He was dragged out of his foxhole like a common criminal.
His countenance the picture of confusion, despair and resignation. Like a lamb to the slaughter he tagged along, totally subdued and helpless. In his silent prayer, he must have uttered the famous words: “Oh Lord, why hast thou forsaken me?”
I felt a tinge of sympathy for the savage, for I always have a measure of human compunction and pity even for the villain earning his just deserts.
All the defiance and arrogance had dissipated, like morning dew. Not long before, he had occupied the highest office in the land and a title to match, His Excellency.
There is nothing excellent about Laurent Gbagbo now, just a wretched, old, murderous and criminal ruffian, whose insatiable appetite for power blinded him to common sense thereby ruining a country which was an example of economic prosperity and socio-political stability.
“Yes, pride goes before a fall,” go the lyrics of Jim Reeves’ song.
Gbagbo is a despicable wretch with the blood of hundreds on his hands, a former history professor who learnt nothing from history.
Perhaps at this stage we should ask, what is it about some African leaders that makes them so intransigent they cannot feel the winds of change, even if they would be wallowing in them like a pig in mud?
What makes them think they have a divine right to rule, even when people no longer have confidence in them?
How do they ascend to presidency, anyway, and what makes them refuse to cede power?
Is it an inherent myopic dementia of self-importance or a result of lack of due diligence on the part of the body-politic that spawns such monsters?
When the undisputed Nicaraguan revolutionary and anti-imperialist Daniel Ortega lost power in a democratic election to Violeta Chamorro, he gracefully conceded, allowing the pro-West Chamorro to take office.
Ortega never lost sight of the fact that however important and central his fight against imperialism may have been, it did not amount to the right to supplant the people’s right and prerogative to chose their own leaders.
He realised that it was not his place to challenge the people’s will, irrespective of what contribution he had made to the struggle for emancipation.
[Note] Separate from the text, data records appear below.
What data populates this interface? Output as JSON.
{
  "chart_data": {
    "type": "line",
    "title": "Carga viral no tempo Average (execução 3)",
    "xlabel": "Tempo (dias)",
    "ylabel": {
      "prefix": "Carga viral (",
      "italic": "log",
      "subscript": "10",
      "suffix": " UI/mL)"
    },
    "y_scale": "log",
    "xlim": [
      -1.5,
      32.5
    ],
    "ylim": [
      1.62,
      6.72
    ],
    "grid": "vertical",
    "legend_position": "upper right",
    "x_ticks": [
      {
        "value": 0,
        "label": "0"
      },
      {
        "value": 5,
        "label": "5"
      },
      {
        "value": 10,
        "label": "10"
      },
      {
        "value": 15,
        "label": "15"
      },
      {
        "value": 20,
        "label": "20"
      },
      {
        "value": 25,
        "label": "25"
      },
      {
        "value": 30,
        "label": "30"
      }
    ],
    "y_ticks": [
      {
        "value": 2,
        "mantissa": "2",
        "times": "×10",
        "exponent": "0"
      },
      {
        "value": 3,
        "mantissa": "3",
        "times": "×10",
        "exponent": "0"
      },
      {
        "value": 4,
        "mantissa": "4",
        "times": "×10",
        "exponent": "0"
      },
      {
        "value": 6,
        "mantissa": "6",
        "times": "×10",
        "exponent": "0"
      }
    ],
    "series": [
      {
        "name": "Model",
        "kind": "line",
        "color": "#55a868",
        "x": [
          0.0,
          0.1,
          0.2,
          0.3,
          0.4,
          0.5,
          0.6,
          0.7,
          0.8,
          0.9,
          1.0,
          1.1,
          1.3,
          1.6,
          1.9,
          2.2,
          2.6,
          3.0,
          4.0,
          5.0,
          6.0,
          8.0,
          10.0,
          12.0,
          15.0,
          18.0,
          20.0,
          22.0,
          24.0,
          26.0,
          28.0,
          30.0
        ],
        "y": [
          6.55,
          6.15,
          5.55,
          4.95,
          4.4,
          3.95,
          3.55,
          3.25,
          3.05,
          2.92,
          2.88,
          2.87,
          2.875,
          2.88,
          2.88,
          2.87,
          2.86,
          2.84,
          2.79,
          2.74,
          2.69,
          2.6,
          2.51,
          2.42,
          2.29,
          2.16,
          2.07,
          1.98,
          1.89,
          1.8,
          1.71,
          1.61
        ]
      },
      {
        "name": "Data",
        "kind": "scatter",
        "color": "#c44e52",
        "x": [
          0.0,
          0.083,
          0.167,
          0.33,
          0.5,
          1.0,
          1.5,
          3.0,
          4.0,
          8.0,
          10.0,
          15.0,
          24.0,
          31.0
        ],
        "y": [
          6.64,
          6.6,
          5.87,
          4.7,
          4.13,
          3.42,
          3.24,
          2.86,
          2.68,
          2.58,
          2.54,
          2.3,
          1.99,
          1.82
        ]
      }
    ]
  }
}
Therein lies the genius of true leadership. After all, it is said that good leaders are good followers.
Just up north, Dr Kenneth Kaunda lost an election to Frederick Chiluba and gracefully bowed out, thereby helping lay the foundation for stable succession in Zambia.
Even the then senile and demented Hastings Kamuzu Banda saw the light in the end and gave way to democratic processes.
We cannot even begin to talk of giants of history like Julius Nyerere and the iconic Nelson Mandela who set the bar so high that lesser mortals can only gaze in awe.
Ortega is back in power again, after the people had renewed confidence in him on account of his humility in leaving office when they told him to.
This is the way it should be. Power belongs to the people and the people alone . . . leaders can only serve at the people’s pleasure!
Only the people reserve the right to choose who should lead them at all levels.
In Zimbabwe there is talk of, “only people with liberation war credentials will rule the country”, by some who have chosen to magnify and exaggerate their liberation credentials.
Who, is it assumed, does not have liberation credentials?
It is the people of Zimbabwe as a whole. It is the poor, toiling peasant in Binga, Rushinga, Muzarabani, Lupani, Bikita, Plumtree; it is the gun-toting cadre in the operational areas, in Gaza, in Karoi, Dete, Mukumbura, Mozambique, Zambia, Botswana and in Tanzania.
It is the women, with babies on their backs and the young and old, who liberated this country; it is that unborn child, who liberated this country.
In other words, no single person or persons can claim to have liberated Zimbabwe single-handedly . . . it was a national effort and all talk of exclusivity is just jingoism designed to massage over-inflated egos.
Any Zimbabwean, from the rich man in his castle to the beggar at his gate, has the same right to rule this country, and Zimbabweans have not surrendered their right to choose who rules them to any individual or group of individuals, however inflated such individual/individuals’ delusions of grandeur may be.
So, fellow Zimbabweans, whether you are tall or short, dark or light, fat or thin, Catholic or Protestant, Ndebele or Shona, educated or uneducated, war-vet or non-war vet, rich or poor, you have an inalienable right to aspire to rule Zimbabwe as long as you are chosen by the people. You only have to muster the people’s endorsement and you are there.
Only the people will choose and elect who rules, there will be no Gbagbo here.